Côté jeunes, nous faisons de la sensibilisation, nous menons des activités sociales, des activités environnementales. Il faut comprendre qu’à ce stade de la menace sécuritaire, la jeunesse doit jouer un rôle capital. Ceux qui ont pris les armes sont des jeunes. C’est pourquoi, l’Etat doit créer les conditions pour occuper les jeunes afin d’éviter la contagion à travers la tentation et le gain facile. Ce qui se passe dans nos contrées est extrêmement grave dans la mesure où ce sont nos parents qui en souffrent, ce sont eux qu’on tue. C’est pourquoi nous menons des sensibilisations, parce ce que c’est de cela qu’il s’agit. Nous organisons aussi des thé-débats pour discuter sur les perspectives d’avenir. Voyez-vous ces camarades qui m’attendent, nous allons parler de nouveaux phénomènes d’insécurité tels que les coupeurs de route, les vols, la fraude de carburant, auxquels on assiste ces derniers temps dans le département.
L’insécurité est surtout favorisée par la vulnérabilité des jeunes. Vous avez parlé vous-mêmes de désœuvrement et de frustration des jeunes. Est-ce que la jeunesse de Kollo est aujourd’hui à l’abri des tentations ?

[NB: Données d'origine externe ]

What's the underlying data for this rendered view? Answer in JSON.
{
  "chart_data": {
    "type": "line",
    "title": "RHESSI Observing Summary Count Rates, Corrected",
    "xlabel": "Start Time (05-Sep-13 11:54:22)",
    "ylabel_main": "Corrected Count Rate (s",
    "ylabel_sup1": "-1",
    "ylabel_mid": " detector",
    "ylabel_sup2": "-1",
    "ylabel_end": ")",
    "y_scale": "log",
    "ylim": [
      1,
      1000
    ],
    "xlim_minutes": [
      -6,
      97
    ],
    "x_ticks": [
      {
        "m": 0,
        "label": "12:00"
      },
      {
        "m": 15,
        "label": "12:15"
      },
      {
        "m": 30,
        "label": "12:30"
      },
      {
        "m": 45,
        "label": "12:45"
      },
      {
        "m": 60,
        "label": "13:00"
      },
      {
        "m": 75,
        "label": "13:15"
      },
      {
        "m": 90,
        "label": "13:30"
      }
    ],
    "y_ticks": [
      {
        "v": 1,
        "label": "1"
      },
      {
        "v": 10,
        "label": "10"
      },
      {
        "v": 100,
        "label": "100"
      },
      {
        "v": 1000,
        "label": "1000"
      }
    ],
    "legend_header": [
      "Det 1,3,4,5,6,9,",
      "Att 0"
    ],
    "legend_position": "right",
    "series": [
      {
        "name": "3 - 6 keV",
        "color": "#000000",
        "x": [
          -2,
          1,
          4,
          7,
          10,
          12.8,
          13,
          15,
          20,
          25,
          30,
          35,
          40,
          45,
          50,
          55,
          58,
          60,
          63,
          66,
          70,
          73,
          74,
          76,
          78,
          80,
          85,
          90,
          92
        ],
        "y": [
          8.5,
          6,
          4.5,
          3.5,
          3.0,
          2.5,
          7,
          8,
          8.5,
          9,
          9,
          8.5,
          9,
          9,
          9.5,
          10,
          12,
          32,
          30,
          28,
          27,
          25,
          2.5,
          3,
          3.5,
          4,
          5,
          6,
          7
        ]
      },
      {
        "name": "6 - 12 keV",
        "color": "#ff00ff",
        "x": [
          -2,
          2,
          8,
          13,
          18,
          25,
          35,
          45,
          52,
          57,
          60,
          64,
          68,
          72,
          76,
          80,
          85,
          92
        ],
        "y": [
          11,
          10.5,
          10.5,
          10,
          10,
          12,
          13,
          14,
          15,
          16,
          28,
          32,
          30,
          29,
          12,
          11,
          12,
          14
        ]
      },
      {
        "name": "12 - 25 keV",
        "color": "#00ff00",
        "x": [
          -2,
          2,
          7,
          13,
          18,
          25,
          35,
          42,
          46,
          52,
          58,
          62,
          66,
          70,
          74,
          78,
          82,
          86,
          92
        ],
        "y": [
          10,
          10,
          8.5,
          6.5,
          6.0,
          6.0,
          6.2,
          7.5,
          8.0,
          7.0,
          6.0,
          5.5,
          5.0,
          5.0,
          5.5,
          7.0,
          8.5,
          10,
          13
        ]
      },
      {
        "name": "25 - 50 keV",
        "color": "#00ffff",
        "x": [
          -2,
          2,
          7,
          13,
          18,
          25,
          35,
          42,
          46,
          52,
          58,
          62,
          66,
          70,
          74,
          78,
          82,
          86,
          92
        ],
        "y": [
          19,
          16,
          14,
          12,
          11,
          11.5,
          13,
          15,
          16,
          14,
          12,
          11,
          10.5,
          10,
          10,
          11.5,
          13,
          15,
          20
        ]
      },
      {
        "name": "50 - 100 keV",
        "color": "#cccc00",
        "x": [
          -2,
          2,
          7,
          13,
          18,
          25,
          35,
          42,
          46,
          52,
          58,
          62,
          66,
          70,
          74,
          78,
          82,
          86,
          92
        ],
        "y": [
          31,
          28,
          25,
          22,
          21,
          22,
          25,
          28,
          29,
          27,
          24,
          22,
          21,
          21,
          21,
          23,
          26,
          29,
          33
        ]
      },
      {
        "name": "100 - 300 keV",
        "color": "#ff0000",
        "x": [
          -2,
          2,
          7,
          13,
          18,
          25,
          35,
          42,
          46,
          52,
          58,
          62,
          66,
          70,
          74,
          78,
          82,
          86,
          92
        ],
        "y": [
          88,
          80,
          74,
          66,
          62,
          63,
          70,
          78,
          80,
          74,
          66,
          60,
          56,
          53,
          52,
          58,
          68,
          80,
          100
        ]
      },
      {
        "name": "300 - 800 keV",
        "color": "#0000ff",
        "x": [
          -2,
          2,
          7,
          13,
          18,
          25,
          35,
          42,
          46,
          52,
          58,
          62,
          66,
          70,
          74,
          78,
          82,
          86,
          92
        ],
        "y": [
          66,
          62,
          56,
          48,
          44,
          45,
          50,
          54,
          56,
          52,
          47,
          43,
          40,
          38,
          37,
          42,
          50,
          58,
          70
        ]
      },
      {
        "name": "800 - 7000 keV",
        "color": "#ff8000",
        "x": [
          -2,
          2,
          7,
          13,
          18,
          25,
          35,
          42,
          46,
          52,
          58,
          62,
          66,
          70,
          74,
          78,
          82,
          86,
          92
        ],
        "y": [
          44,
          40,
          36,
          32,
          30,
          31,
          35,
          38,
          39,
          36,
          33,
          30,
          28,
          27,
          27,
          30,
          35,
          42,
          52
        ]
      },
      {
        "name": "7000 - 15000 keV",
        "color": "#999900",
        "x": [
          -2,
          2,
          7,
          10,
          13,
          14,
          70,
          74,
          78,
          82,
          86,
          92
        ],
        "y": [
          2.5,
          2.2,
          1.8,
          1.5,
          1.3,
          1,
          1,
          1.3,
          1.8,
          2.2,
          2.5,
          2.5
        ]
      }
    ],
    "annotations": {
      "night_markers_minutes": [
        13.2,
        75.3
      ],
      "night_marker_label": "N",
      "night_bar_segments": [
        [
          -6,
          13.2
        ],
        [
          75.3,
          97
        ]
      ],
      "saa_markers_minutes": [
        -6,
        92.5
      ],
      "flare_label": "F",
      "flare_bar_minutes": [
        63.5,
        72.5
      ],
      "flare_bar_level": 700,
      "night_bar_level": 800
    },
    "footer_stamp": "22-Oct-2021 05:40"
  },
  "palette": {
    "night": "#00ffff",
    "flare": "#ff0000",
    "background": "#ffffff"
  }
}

Je ne dirais pas que la jeunesse de Kollo n’est pas vulnérable. Mais c’est une jeunesse qui a pris conscience. Nous sommes sur ce que nous appelons ‘’un jeune, un champ‘’. Nous essayons de négocier les autorités coutumières et les autorités administratives pour nous occuper. La jeunesse de Kollo a aussi compris l’intérêt d’entreprendre. Nous avons de jeunes commerçants, des jeunes qui réussissent dans le maraîchage. Les jeunes se trouvent dans beaucoup d’autres activités licites et génératrices de revenus. Dieu merci, nous avons des autorités qui nous écoutent et des ONG qui nous appuient. Actuellement, il y a des jeunes qui sont en formation en plomberie. Certains ont fait couture, d’autres ont été formés pour entreprendre dans la menuiserie, la pisciculture, la riziculture. Tout cela va permettre d’occuper cette jeunesse avec aussi, parallèlement la sensibilisation que menons.

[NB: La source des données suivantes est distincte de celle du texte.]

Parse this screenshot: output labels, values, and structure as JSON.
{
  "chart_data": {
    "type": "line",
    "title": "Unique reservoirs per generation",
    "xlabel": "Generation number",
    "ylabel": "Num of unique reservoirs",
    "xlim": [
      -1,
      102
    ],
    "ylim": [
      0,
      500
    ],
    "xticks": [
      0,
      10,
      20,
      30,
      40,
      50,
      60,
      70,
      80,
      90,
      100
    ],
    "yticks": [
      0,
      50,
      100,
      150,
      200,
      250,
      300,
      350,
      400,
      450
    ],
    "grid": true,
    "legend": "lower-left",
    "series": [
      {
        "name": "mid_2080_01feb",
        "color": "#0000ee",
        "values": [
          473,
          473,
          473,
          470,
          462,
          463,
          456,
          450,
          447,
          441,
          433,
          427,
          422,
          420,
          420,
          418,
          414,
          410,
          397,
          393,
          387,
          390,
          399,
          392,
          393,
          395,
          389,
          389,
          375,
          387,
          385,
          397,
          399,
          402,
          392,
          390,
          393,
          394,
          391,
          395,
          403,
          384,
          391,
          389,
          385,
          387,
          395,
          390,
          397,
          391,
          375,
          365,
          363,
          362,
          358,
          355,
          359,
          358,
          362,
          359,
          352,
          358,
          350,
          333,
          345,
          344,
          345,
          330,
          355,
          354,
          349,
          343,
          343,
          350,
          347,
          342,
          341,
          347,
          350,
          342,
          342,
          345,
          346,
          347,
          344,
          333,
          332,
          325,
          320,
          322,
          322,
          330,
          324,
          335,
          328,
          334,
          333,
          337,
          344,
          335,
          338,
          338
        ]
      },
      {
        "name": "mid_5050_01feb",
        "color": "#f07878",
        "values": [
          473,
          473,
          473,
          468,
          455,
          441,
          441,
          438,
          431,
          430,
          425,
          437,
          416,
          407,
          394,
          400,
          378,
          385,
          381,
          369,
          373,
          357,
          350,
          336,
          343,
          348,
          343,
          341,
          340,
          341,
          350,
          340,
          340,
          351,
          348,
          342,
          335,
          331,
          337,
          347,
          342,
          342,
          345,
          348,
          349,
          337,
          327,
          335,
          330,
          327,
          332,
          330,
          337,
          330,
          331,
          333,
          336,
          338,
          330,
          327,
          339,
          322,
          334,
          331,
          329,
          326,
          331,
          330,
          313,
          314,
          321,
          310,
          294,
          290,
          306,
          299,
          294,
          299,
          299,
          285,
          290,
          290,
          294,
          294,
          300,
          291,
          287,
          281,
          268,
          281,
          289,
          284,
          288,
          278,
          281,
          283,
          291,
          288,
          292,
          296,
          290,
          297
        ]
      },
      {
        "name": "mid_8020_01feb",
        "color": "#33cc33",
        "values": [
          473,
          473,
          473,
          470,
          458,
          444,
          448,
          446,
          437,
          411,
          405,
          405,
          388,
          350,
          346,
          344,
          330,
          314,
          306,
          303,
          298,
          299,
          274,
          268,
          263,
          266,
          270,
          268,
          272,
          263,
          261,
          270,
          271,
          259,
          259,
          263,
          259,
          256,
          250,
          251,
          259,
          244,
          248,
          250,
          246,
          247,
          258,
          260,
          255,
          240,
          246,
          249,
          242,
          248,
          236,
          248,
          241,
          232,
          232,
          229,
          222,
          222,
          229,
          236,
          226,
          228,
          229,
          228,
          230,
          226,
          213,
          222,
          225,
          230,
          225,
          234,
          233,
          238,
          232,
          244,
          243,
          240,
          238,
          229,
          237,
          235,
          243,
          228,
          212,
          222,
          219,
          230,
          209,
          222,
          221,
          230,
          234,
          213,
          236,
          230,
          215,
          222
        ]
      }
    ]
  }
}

Selon les autorités locales, ce qui inquiète le plus aujourd’hui à Kollo, c’est la fraude de carburant, un trafic qui contribuerait à l’approvisionnement des terroristes. Et là aussi, la jeunesse est appelée à collaborer avec les Forces de Défense et de Sécurité pour lutter contre le fléau. Qu’en dites-vous ?

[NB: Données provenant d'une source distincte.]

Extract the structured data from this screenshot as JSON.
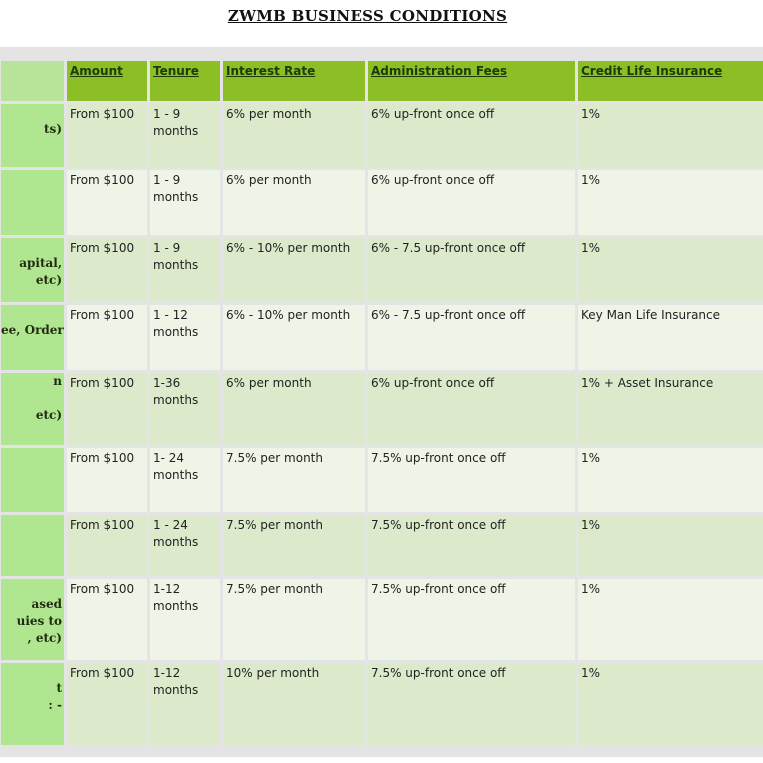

Les conditions sont, quelque part, réunies pour que nous puissions aider les autorités à lutter efficacement contre cette menace. C’est sur cette question particulièrement que nous sommes partis à la rencontre des jeunes un peu partout. Nous avons constitué des groupes, en comités de vigilances, pour servir de relais de sensibilisation. Chaque membre est ambassadeur de la paix, de la cohésion sociale et du civisme. Nous le faisons sans rémunération, c’est du bénévolat. Nous maitrisons la situation de notre jeunesse. Je dirais à 80%, nous n’allons pas nous laisser faire. Nous sommes en train de nous chercher de façon légale. Loin de nous l’idée de rejoindre qui que ce soit contre notre patrie. Depuis le 26 juillet 2023, c’est un Niger nouveau, avec désormais une jeunesse consciente et responsable. Nous avons manifesté notre soutien au Conseil National pour la Sauvegarde de la Patrie (CNSP) et nous nous battons à le prouver à travers nos comportements patriotiques. La sécurité, c’est aussi une affaire de la jeunesse et nous en sommes conscients.
Depuis le 1er juillet, le CNSP a lancé un programme d’enrôlement de 10.000 jeunes dans l’armée. Quel est l’engouement ici à Kollo ?
Nous attendons justement de telles occasions pour nous prononcer sur cette question. Nous pensons qu’il y a des aspects que l’Etat doit prendre en compte. Nous ne disons pas de prendre tous ceux qui le veulent y compris les inaptes. Mais quand vous avez des jeunes enthousiastes et très motivés à servir la Nation, la patrie, on doit prévoir quelque chose pour contenir les regrets de ceux qui n’auront pas cette chance d’être enrôlés dans l’armée. Les jeunes attendent impatiemment le recrutement depuis longtemps. Les jeunes nigériens ont la volonté, et dans ce contexte, le pays en a besoin. Même si on ne peut pas prendre tout le monde, qu’on prenne le maximum, qu’on évite de faire des frustrés. Vous savez, l’être humain digère difficilement son échec. Qu’il s’agisse encore d’une question d’aptitude, les gens ne diront pas qu’ils ont échoué mais plutôt qu’ils ont été empêchés.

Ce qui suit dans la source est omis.